Kathy Kennedy and Steven Spielberg, however, did not seem to intend any malice toward me.

The necklace of bumpy storms always strung across the Pacific between Sydney and California barely woke me in my ample seat—no one in the American film industry flew at the back of the plane, it seemed, the cramped region in which Poldek and I had made all our research trips. Indeed, I was to learn that first class was actually considered hardship travel by Universal’s standards, and that one’s own private jet was the only ultimately reasonable way for a mogul to get around.

Even though Australians have plenty of practice in sleeping on long flights, the well-rested still arrive in foreign parts a little dislocated. It is as if the brain is somewhere near Hawaii and has not caught up. There is a tendency to slight blurring of vision, accentuated by the smudged air over Los Angeles. There was a booking for me at the Sheraton in Universal City, and I received the room key in the midst of families departing the hotel for a big day in the theme park of Universal Studios.

My friend Poldek visited me. “They get you to come from Sydney for two days? It means they must want to make the film straightaway.” That certainly seemed a reasonable proposition.

Chiefly I was full of a quiet anticipation. It seemed that I would be freed from want for some years, from the anxiety of waiting, an overdraft in place, for publishers to accept a manuscript and pay an advance on royalties; of sweating for a release date, when the payment on publication became due.

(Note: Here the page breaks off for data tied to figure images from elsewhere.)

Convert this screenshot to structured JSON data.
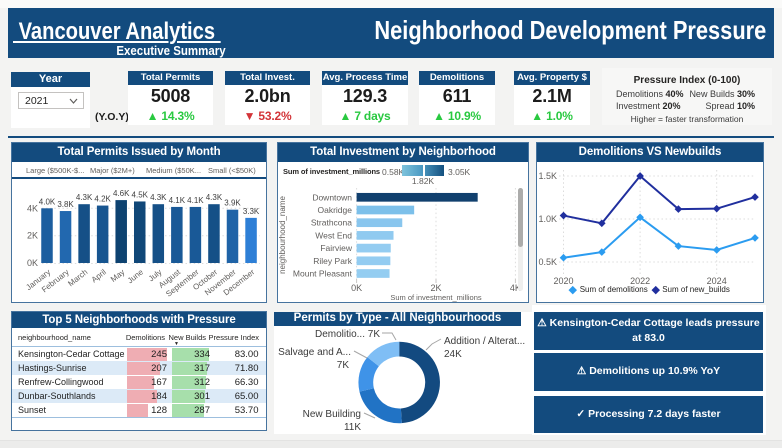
{
  "header": {
    "brand": " Vancouver Analytics ",
    "subtitle": "Executive Summary",
    "title": "Neighborhood Development Pressure"
  },
  "kpi_row": {
    "year_slicer": {
      "label": "Year",
      "value": "2021"
    },
    "yoy_label": "(Y.O.Y)",
    "cards": [
      {
        "title": "Total Permits",
        "value": "5008",
        "arrow": "up",
        "delta": "14.3%",
        "tone": "green"
      },
      {
        "title": "Total Invest.",
        "value": "2.0bn",
        "arrow": "down",
        "delta": "53.2%",
        "tone": "red"
      },
      {
        "title": "Avg. Process Time",
        "value": "129.3",
        "arrow": "up",
        "delta": "7 days",
        "tone": "green"
      },
      {
        "title": "Demolitions",
        "value": "611",
        "arrow": "up",
        "delta": "10.9%",
        "tone": "green"
      },
      {
        "title": "Avg. Property $",
        "value": "2.1M",
        "arrow": "up",
        "delta": "1.0%",
        "tone": "green"
      }
    ],
    "pressure_index": {
      "title": "Pressure Index (0-100)",
      "weights": [
        {
          "label": "Demolitions",
          "value": "40%"
        },
        {
          "label": "New Builds",
          "value": "30%"
        },
        {
          "label": "Investment",
          "value": "20%"
        },
        {
          "label": "Spread",
          "value": "10%"
        }
      ],
      "note": "Higher = faster transformation"
    }
  },
  "colors": {
    "navy": "#134B7E",
    "green": "#29C940",
    "red": "#D33438",
    "demolitions_line": "#2B9CF0",
    "new_builds_line": "#202F9E"
  },
  "chart_data": [
    {
      "id": "permits_by_month",
      "type": "bar",
      "title": "Total Permits Issued by Month",
      "legend": [
        "Large ($500K-$...",
        "Major ($2M+)",
        "Medium ($50K...",
        "Small (<$50K)"
      ],
      "categories": [
        "January",
        "February",
        "March",
        "April",
        "May",
        "June",
        "July",
        "August",
        "September",
        "October",
        "November",
        "December"
      ],
      "values": [
        4000,
        3800,
        4300,
        4200,
        4600,
        4500,
        4300,
        4100,
        4100,
        4300,
        3900,
        3300
      ],
      "labels": [
        "4.0K",
        "3.8K",
        "4.3K",
        "4.2K",
        "4.6K",
        "4.5K",
        "4.3K",
        "4.1K",
        "4.1K",
        "4.3K",
        "3.9K",
        "3.3K"
      ],
      "colors": [
        "#1C5E9F",
        "#2268AF",
        "#155087",
        "#175590",
        "#0D4270",
        "#104778",
        "#155087",
        "#195997",
        "#195997",
        "#155087",
        "#1F63A7",
        "#2E7FD6"
      ],
      "ylim": [
        0,
        4600
      ],
      "yticks": [
        "0K",
        "2K",
        "4K"
      ]
    },
    {
      "id": "investment_by_neighborhood",
      "type": "hbar",
      "title": "Total Investment by Neighborhood",
      "legend_label": "Sum of investment_millions",
      "legend_min": "0.58K",
      "legend_mid": "1.82K",
      "legend_max": "3.05K",
      "categories": [
        "Downtown",
        "Oakridge",
        "Strathcona",
        "West End",
        "Fairview",
        "Riley Park",
        "Mount Pleasant"
      ],
      "values": [
        3050,
        1450,
        1150,
        930,
        860,
        850,
        830
      ],
      "colors": [
        "#11406E",
        "#7CC0EA",
        "#89C6EE",
        "#90CAF0",
        "#93CCF1",
        "#93CCF1",
        "#94CDF1"
      ],
      "xlabel": "Sum of investment_millions",
      "ylabel": "neighbourhood_name",
      "xticks": [
        "0K",
        "2K",
        "4K"
      ],
      "xlim": [
        0,
        4000
      ]
    },
    {
      "id": "demolitions_vs_newbuilds",
      "type": "line",
      "title": "Demolitions VS Newbuilds",
      "x": [
        2020,
        2021,
        2022,
        2023,
        2024,
        2025
      ],
      "xticks": [
        "2020",
        "2022",
        "2024"
      ],
      "yticks": [
        "0.5K",
        "1.0K",
        "1.5K"
      ],
      "ylim": [
        500,
        1500
      ],
      "series": [
        {
          "name": "Sum of demolitions",
          "color": "#2B9CF0",
          "values": [
            550,
            615,
            1020,
            685,
            640,
            780
          ]
        },
        {
          "name": "Sum of new_builds",
          "color": "#202F9E",
          "values": [
            1040,
            950,
            1500,
            1115,
            1120,
            1255
          ]
        }
      ]
    },
    {
      "id": "permits_by_type",
      "type": "donut",
      "title": "Permits by Type - All Neighbourhoods",
      "slices": [
        {
          "label": "Addition / Alterat...",
          "value_label": "24K",
          "value": 24,
          "color": "#134A80"
        },
        {
          "label": "New Building",
          "value_label": "11K",
          "value": 11,
          "color": "#2173C5"
        },
        {
          "label": "Salvage and A...",
          "value_label": "7K",
          "value": 7,
          "color": "#3F93E8"
        },
        {
          "label": "Demolitio...",
          "value_label": "7K",
          "value": 7,
          "color": "#7FBEF5"
        }
      ]
    },
    {
      "id": "top5_table",
      "type": "table",
      "title": "Top 5 Neighborhoods with Pressure",
      "columns": [
        "neighbourhood_name",
        "Demolitions",
        "New Builds",
        "Pressure Index"
      ],
      "rows": [
        {
          "name": "Kensington-Cedar Cottage",
          "demolitions": 245,
          "new_builds": 334,
          "pressure": "83.00"
        },
        {
          "name": "Hastings-Sunrise",
          "demolitions": 207,
          "new_builds": 317,
          "pressure": "71.80"
        },
        {
          "name": "Renfrew-Collingwood",
          "demolitions": 167,
          "new_builds": 312,
          "pressure": "66.30"
        },
        {
          "name": "Dunbar-Southlands",
          "demolitions": 184,
          "new_builds": 301,
          "pressure": "65.00"
        },
        {
          "name": "Sunset",
          "demolitions": 128,
          "new_builds": 287,
          "pressure": "53.70"
        }
      ],
      "demolitions_max": 245,
      "new_builds_max": 334,
      "bar_colors": {
        "demolitions": "#EFADB3",
        "new_builds": "#A7DFAB"
      }
    }
  ],
  "insights": [
    {
      "icon": "⚠",
      "line1": "Kensington-Cedar Cottage leads pressure",
      "line2": "at 83.0"
    },
    {
      "icon": "⚠",
      "line1": "Demolitions up 10.9% YoY",
      "line2": ""
    },
    {
      "icon": "✓",
      "line1": "Processing 7.2 days faster",
      "line2": ""
    }
  ]
}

There was still a little light-headedness and sense of dislocation on the second day, when I was taken across by car to Universal’s legal department, an entire white office block in Universal City. All parties were there, under the chairmanship of a Universal lawyer. There was a prenuptial stillness in the room. I wondered if the lawyer was one of those functionaries who kept films in notional debt so that future earnings were not squandered on such people as writers. But this morning the fellow seemed like a kind uncle. In front of him, Spielberg, Sid Sheinberg, Poldek, Glovin (as Schindler’s lawyer) and myself all affixed our signatures to the contract. A sweet part of the deal was that I would write the first screenplay, and so I would not need to leave the Schindler story yet—it had become something of a home, even with its foul pit of nightmares and its chancy rescues.

Glovin signed a contract as associate producer, Poldek one as technical adviser. Sid Sheinberg made some pro forma remarks about the day being a happy one, and Spielberg thanked me for coming so far for so short a time. At that moment he was, I believe, editing the first Indiana Jones movie, and its needs pressed on him. We all said farewell to Spielberg, expecting to see him again soon.

I boarded the Los Angeles–Sydney flight and reencountered my distrait and overstimulated brain in the dark air somewhere east of Tahiti. In Sydney, I was met by my wife and daughters at the airport and we went and had coffee, and the universe seemed an abundant place, with the only serpent in the garden being that unarguable reality that all this fruitfulness was based on the mulch of lives taken or closely threatened in the Second World War.

At everyone’s insistence, and in the face of my doubts about being able to handle such a mysterious implement, I now acquired a grossly annoying and inscrutable personal computer. The personal computers of the day, 1983, were large, clunky and erratic. But they had something I had always needed—the cut-and-paste facility. It would help a lot with the writing of the screenplay. With the coming of PCs, Barbara, the woman with the office in Avalon who had previously done my and other local transcription work, acquired a video store, and I began to help her make her modest fortune out of late return fees on films.